Travailler sur le triangle victime, agresseur et contexte
Pour Dr Berraho Asad, médecin-chef des urgences à l’hôpital de proximité Beni Mekada à Tanger, les formations qu’il tient à suivre sur la prise en charge de la violence à l’égard des femmes et des enfants lui permettent de découvrir les meilleures approches à suivre. « J’exerce depuis plus de 20 ans et j’ai vu des centaines de femmes et enfants traumatisés et anéanti notamment à cause des agressions sexuelles. En ces moments, l'approche est cruciale », précise-t-il.
Numérique et formation pour améliorer la prise en charge
La violence à l’égard des enfants et des femmes est un problème de santé publique avec des conséquences dévastatrices indique Dr Khaddouj Zaki, Point Focal régional responsable du Programme national de la santé pour la prise en charge des femmes et enfants victimes de violence. « En réponse à la hausse alarmante de cette violence, le Ministère de la Santé et de la Protection Sociale a mis en place des Unités intégrées de prise en charge au niveau des hôpitaux et un circuit hospitalier préférentiel pour une prise en charge globale multidisciplinaire et gratuite », explique-t-elle. Pour assurer la continuité de la prise en charge des victimes en période du COVID-19, le Ministère a mis en place avec l’appui de l’UNFPA, une plate-forme pour la dénonciation des violences et a outillé les assistants sociaux de moyens de communications tels que les téléphones et les tablettes, pour être davantage à l’écoute des victimes à distance, les orienter pour une prise en charge médico-légale et psycho-sociale dans les plus brefs délais. Pour Dr Zaki, ces solutions numériques font désormais partie du quotidien des assistants sociaux afin de proposer des services de qualité au profit des victimes de violences. « Avec l’appui de l’UNFPA et des Affaires Étrangères du Danemark, le Ministère de la Santé et de la Protection Sociale organise une série de formations sur la santé psychologique des victimes et comment les appréhender en cas de stress post-traumatique, dépressions, anxiétés, de comportements suicidaires, etc. », note-t-elle. Et précise que c’est un appui indéniable pour assurer aux femmes et filles survivantes à la violence un meilleur service de prise en charge leur permettant de mieux envisager leur avenir.

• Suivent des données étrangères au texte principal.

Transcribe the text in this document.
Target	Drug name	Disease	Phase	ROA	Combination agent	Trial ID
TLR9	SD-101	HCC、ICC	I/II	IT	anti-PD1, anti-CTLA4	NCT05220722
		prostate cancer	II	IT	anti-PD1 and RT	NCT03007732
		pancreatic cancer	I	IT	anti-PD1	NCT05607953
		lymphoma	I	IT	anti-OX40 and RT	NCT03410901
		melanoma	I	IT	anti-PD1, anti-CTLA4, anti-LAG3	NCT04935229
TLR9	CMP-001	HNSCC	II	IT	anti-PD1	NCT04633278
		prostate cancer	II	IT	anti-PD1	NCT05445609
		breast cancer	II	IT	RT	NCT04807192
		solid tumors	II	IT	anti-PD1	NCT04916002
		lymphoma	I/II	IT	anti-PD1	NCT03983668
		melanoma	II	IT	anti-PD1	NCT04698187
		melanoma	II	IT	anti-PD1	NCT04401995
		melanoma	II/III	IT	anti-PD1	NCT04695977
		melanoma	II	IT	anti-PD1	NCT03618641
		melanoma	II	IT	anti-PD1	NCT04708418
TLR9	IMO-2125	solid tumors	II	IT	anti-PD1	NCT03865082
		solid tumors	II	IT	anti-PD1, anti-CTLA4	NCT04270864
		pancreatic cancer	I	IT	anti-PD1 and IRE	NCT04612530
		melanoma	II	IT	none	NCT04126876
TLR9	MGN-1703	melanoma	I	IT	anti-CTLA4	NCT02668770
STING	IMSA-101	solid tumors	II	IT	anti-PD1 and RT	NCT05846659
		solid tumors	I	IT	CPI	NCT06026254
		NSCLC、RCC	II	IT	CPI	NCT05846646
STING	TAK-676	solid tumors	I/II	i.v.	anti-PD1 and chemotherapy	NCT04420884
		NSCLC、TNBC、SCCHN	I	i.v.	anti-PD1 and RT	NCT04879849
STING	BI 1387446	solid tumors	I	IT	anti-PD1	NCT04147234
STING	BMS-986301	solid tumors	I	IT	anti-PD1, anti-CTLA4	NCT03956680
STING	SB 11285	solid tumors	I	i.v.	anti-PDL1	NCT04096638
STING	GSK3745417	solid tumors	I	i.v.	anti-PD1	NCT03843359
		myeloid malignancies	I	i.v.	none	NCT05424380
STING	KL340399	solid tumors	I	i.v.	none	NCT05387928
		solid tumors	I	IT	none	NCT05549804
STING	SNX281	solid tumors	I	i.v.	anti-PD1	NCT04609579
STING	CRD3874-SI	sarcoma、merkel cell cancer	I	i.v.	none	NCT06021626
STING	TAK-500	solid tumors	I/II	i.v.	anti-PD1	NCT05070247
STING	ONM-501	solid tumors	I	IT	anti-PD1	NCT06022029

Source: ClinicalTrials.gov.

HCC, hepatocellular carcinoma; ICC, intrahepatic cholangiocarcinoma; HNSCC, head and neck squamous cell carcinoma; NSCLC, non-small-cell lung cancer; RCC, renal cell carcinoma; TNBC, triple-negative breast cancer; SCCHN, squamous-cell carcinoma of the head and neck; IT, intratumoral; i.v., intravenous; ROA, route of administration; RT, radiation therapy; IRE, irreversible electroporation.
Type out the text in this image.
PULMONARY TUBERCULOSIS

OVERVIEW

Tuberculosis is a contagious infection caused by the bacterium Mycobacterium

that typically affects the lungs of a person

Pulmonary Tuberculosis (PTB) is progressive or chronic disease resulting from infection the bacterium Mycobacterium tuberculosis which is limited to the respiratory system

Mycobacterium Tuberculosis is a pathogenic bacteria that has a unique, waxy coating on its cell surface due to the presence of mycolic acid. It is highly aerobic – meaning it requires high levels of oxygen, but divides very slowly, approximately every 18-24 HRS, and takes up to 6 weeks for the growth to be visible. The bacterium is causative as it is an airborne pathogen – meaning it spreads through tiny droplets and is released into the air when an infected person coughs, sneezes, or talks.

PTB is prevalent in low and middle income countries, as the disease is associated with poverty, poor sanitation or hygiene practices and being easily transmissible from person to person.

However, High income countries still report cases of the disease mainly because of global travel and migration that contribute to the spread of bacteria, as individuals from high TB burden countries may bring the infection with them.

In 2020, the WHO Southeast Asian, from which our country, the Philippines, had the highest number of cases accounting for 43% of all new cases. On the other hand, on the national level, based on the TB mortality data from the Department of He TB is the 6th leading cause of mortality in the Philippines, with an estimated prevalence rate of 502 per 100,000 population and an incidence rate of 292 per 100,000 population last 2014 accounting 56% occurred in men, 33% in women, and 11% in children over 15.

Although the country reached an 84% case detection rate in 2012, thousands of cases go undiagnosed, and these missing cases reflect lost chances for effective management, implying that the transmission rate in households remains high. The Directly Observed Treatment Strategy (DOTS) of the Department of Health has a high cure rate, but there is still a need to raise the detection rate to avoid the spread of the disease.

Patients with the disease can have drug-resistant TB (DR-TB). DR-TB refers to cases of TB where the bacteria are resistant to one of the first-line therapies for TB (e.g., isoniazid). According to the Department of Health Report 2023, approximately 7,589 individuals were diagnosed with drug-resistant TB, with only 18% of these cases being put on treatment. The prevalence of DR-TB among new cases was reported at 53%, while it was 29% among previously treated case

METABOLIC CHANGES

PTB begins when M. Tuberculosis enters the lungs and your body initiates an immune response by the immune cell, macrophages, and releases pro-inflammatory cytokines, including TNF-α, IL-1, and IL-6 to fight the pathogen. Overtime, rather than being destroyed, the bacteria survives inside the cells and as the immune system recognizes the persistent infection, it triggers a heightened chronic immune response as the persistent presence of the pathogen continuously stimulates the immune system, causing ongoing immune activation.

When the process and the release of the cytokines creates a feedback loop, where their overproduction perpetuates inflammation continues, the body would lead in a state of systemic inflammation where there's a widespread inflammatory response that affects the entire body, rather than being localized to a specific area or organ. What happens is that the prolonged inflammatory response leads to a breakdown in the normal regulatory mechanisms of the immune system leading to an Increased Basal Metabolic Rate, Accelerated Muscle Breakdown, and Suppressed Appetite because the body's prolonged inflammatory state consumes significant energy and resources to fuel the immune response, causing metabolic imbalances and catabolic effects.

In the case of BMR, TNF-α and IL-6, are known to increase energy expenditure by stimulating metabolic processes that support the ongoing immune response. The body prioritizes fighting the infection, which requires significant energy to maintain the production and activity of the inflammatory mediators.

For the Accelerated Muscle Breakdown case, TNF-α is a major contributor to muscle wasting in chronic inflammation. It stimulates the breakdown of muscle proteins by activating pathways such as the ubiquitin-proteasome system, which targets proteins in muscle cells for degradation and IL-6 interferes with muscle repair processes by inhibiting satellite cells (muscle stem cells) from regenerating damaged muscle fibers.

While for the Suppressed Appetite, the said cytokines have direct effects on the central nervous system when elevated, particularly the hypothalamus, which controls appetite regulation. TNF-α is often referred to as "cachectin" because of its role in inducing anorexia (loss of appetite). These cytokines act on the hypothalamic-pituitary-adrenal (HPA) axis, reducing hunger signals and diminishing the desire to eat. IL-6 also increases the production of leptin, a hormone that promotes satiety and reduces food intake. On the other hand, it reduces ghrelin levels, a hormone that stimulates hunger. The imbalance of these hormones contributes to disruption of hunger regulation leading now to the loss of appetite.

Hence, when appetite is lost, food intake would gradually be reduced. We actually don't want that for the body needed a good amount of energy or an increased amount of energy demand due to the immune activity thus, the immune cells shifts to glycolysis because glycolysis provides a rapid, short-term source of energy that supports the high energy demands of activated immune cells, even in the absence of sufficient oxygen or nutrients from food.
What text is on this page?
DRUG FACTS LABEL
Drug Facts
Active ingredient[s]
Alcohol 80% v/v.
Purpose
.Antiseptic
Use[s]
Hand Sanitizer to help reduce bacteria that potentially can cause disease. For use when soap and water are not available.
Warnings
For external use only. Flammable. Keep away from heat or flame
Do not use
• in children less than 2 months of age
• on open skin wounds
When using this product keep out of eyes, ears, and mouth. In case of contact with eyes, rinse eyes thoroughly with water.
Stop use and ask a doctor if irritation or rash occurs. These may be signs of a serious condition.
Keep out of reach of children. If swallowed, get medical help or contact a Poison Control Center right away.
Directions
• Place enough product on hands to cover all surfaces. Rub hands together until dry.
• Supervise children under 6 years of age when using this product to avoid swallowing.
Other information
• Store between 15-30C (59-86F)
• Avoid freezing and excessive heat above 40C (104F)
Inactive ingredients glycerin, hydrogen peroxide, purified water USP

Ces histoires humaines et témoignages sont extraits du premier numéro de la revue “Résilience : continuité des services essentiels et autonomisation des femmes et des filles en situation de vulnérabilité” parue sur l'impact du Projet ACCESS mis en œuvre au Maroc avec l'appui de l'UNFPA et le soutien du Ministère des Affaires Etrangères du Danemark.